The plasma treatment was safe with 2 SAEs and 77 AEs approximately equally distributed among both groups (P = 0.77 and P = 1.0, Fisher's exact test). Two AEs probably related to plasma. Plasma treatment resulted in a significant reduction in lesional bacterial load (P = 0.04, Wilcoxon signed-rank test). A more than 50% ulcer size reduction was noted in 5/7 and 4/7 patients in the standard and plasma groups, respectively, and a greater size reduction occurred in the plasma group (plasma -5.3 cm(2) , standard: -3.4 cm(2) ) (non-significant, P = 0.42, log-rank test). The only ulcer that closed after 7 weeks received plasma. Patients in the plasma group quoted less pain compared to the control group. The plasma applicability was not rated inferior to standard wound care (P = 0.94, Wilcoxon-Mann-Whitney test). Physicians would recommend (P = 0.06, Wilcoxon-Mann-Whitney test) or repeat (P = 0.08, Wilcoxon-Mann-Whitney test) plasma treatment by trend.

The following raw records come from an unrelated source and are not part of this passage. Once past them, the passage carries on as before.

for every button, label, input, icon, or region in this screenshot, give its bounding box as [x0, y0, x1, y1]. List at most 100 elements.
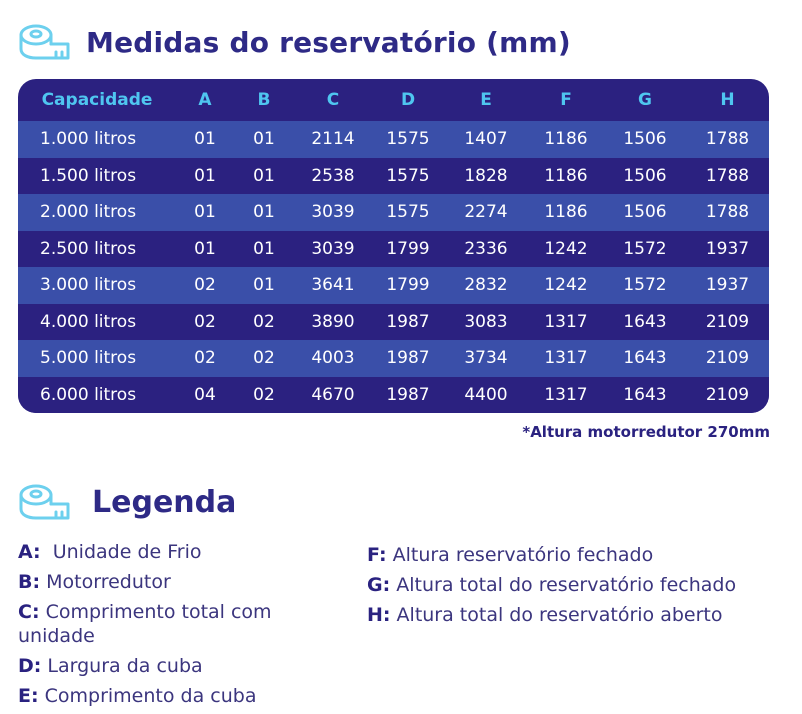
table-cell: 1788: [686, 157, 769, 194]
table-cell: 01: [176, 121, 234, 158]
legend-key: D:: [18, 655, 42, 677]
column-header: F: [560, 90, 572, 110]
measuring-tape-icon: [19, 24, 70, 60]
table-cell: 3890: [294, 303, 372, 340]
table-cell: 2114: [294, 121, 372, 158]
table-cell: 1788: [686, 121, 769, 158]
table-cell: 1317: [528, 303, 604, 340]
table-cell: 3641: [294, 267, 372, 304]
table-cell: 04: [176, 376, 234, 413]
capacity-cell: 5.000 litros: [18, 340, 176, 377]
table-cell: 1575: [372, 121, 444, 158]
table-cell: 1799: [372, 230, 444, 267]
page-title: Medidas do reservatório (mm): [86, 25, 571, 59]
table-cell: 2336: [444, 230, 528, 267]
legend-item: B: Motorredutor: [18, 570, 318, 594]
table-row: 2.500 litros 01 01 3039 1799 2336 1242 1572 1937: [18, 230, 769, 267]
table-cell: 2832: [444, 267, 528, 304]
table-cell: 1937: [686, 267, 769, 304]
legend-key: C:: [18, 601, 40, 623]
legend-right-column: F: Altura reservatório fechado G: Altura …: [367, 543, 787, 633]
table-row: 6.000 litros 04 02 4670 1987 4400 1317 1643 2109: [18, 376, 769, 413]
capacity-cell: 2.500 litros: [18, 230, 176, 267]
table-cell: 1186: [528, 157, 604, 194]
legend-item: H: Altura total do reservatório aberto: [367, 603, 787, 627]
capacity-cell: 2.000 litros: [18, 194, 176, 231]
table-cell: 1317: [528, 376, 604, 413]
table-cell: 3039: [294, 230, 372, 267]
legend-text: Comprimento da cuba: [38, 685, 257, 707]
table-cell: 02: [234, 376, 294, 413]
table-cell: 1643: [604, 303, 686, 340]
legend-text: Altura total do reservatório aberto: [390, 604, 723, 626]
table-cell: 4670: [294, 376, 372, 413]
table-cell: 1828: [444, 157, 528, 194]
table-cell: 1987: [372, 376, 444, 413]
legend-key: E:: [18, 685, 39, 707]
column-header: B: [257, 90, 271, 110]
column-header: G: [638, 90, 652, 110]
legend-text: Motorredutor: [40, 571, 171, 593]
table-cell: 1317: [528, 340, 604, 377]
table-body: 1.000 litros 01 01 2114 1575 1407 1186 1506 1788…: [18, 121, 769, 413]
table-cell: 2109: [686, 376, 769, 413]
column-header: C: [326, 90, 340, 110]
legend-item: F: Altura reservatório fechado: [367, 543, 787, 567]
table-cell: 1987: [372, 340, 444, 377]
table-cell: 2109: [686, 340, 769, 377]
legend-text: Unidade de Frio: [40, 541, 202, 563]
legend-key: B:: [18, 571, 41, 593]
table-cell: 1186: [528, 121, 604, 158]
table-cell: 3039: [294, 194, 372, 231]
legend-item: E: Comprimento da cuba: [18, 684, 318, 708]
table-cell: 01: [234, 267, 294, 304]
table-cell: 1575: [372, 157, 444, 194]
table-cell: 1572: [604, 230, 686, 267]
table-row: 5.000 litros 02 02 4003 1987 3734 1317 1643 2109: [18, 340, 769, 377]
table-cell: 1506: [604, 194, 686, 231]
capacity-cell: 3.000 litros: [18, 267, 176, 304]
legend-left-column: A: Unidade de Frio B: Motorredutor C: Comp…: [18, 540, 318, 714]
dimensions-table-container: Capacidade A B C D E F G H 1.000 litros 01 01 2114 1…: [18, 79, 769, 413]
table-cell: 1572: [604, 267, 686, 304]
table-cell: 01: [234, 230, 294, 267]
motor-height-note: *Altura motorredutor 270mm: [522, 423, 770, 441]
table-cell: 1643: [604, 340, 686, 377]
legend-key: F:: [367, 544, 387, 566]
table-cell: 1506: [604, 121, 686, 158]
page-header: Medidas do reservatório (mm): [18, 18, 571, 66]
table-cell: 2538: [294, 157, 372, 194]
table-cell: 2274: [444, 194, 528, 231]
capacity-cell: 1.500 litros: [18, 157, 176, 194]
column-header: D: [400, 90, 416, 110]
table-cell: 1937: [686, 230, 769, 267]
table-cell: 01: [176, 157, 234, 194]
column-header: A: [198, 90, 212, 110]
table-cell: 01: [234, 194, 294, 231]
legend-item: D: Largura da cuba: [18, 654, 318, 678]
measuring-tape-icon: [19, 484, 70, 520]
table-cell: 4400: [444, 376, 528, 413]
table-cell: 1242: [528, 230, 604, 267]
table-cell: 3734: [444, 340, 528, 377]
table-header-row: Capacidade A B C D E F G H: [18, 79, 769, 121]
legend-text: Comprimento total com unidade: [18, 601, 278, 647]
table-cell: 1506: [604, 157, 686, 194]
legend-title: Legenda: [92, 484, 237, 520]
column-header: Capacidade: [41, 90, 153, 110]
table-cell: 02: [176, 340, 234, 377]
table-cell: 1242: [528, 267, 604, 304]
table-cell: 02: [234, 340, 294, 377]
legend-text: Altura reservatório fechado: [386, 544, 654, 566]
dimensions-table: Capacidade A B C D E F G H 1.000 litros 01 01 2114 1…: [18, 79, 769, 413]
table-cell: 01: [176, 230, 234, 267]
table-cell: 1186: [528, 194, 604, 231]
table-cell: 1987: [372, 303, 444, 340]
capacity-cell: 1.000 litros: [18, 121, 176, 158]
table-row: 1.500 litros 01 01 2538 1575 1828 1186 1506 1788: [18, 157, 769, 194]
table-row: 2.000 litros 01 01 3039 1575 2274 1186 1506 1788: [18, 194, 769, 231]
table-row: 4.000 litros 02 02 3890 1987 3083 1317 1643 2109: [18, 303, 769, 340]
legend-key: H:: [367, 604, 391, 626]
table-cell: 02: [176, 267, 234, 304]
table-cell: 4003: [294, 340, 372, 377]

Cold atmospheric plasma displays favourable antibacterial effects. We demonstrated that plasma treatment with the PlasmaDerm® VU-2010 device is safe and effective in patients with chronic venous leg ulcers. Thus, larger controlled trials and the development of devices with larger application surfaces are warranted.
冷大气等离子体(CAP,即电离空气)是一种在减少细菌方面具有创新性且前景广阔的工具。
我们使用新型PlasmaDerm® VU - 2010设备进行了首例临床试验,以评估45 s/cm(2)冷大气等离子体作为慢性下肢静脉溃疡附加治疗的安全性,以及作为次要终点的有效性和适用性。
从2011年4月至2012年4月,14例患者被随机分为两组,一组接受标准化现代伤口护理(n = 7),另一组在标准护理基础上每周额外接受3次等离子体治疗(n = 7),共治疗8周。每周测定溃疡大小(Visitrak®,照片记录)。评估细菌负荷(细菌拭子、接触琼脂平板)以及治疗期间和治疗间隔的疼痛情况(视觉模拟量表)。患者和医生对等离子体的适用性进行评分(问卷调查)。
等离子体治疗是安全的,有2例严重不良事件(SAE)和77例不良事件(AE),两组分布大致相同(P = 0.77和P = 1.0,Fisher精确检验)。有2例不良事件可能与等离子体有关。等离子体治疗使病灶细菌负荷显著降低(P = 0.04,Wilcoxon符号秩检验)。标准组和等离子体组分别有5/7和4/7的患者溃疡大小减少超过50%,且等离子体组溃疡大小减少幅度更大(等离子体组 -5.3 cm(2),标准组:-3.4 cm(2))(无显著性差异,P = 0.42,对数秩检验)。唯一在7周后愈合的溃疡接受了等离子体治疗。与对照组相比,等离子体组患者报告的疼痛较少。等离子体的适用性评分不低于标准伤口护理(P = 0.94,Wilcoxon - Mann - Whitney检验)。医生有推荐(P = 0.06,Wilcoxon - Mann - Whitney检验)或重复(P = 0.08,Wilcoxon - Mann - Whitney检验)等离子体治疗的趋势。
冷大气等离子体具有良好的抗菌效果。我们证明了使用PlasmaDerm® VU - 2010设备进行等离子体治疗对慢性下肢静脉溃疡患者是安全有效的。因此,有必要进行更大规模的对照试验并开发具有更大应用表面的设备。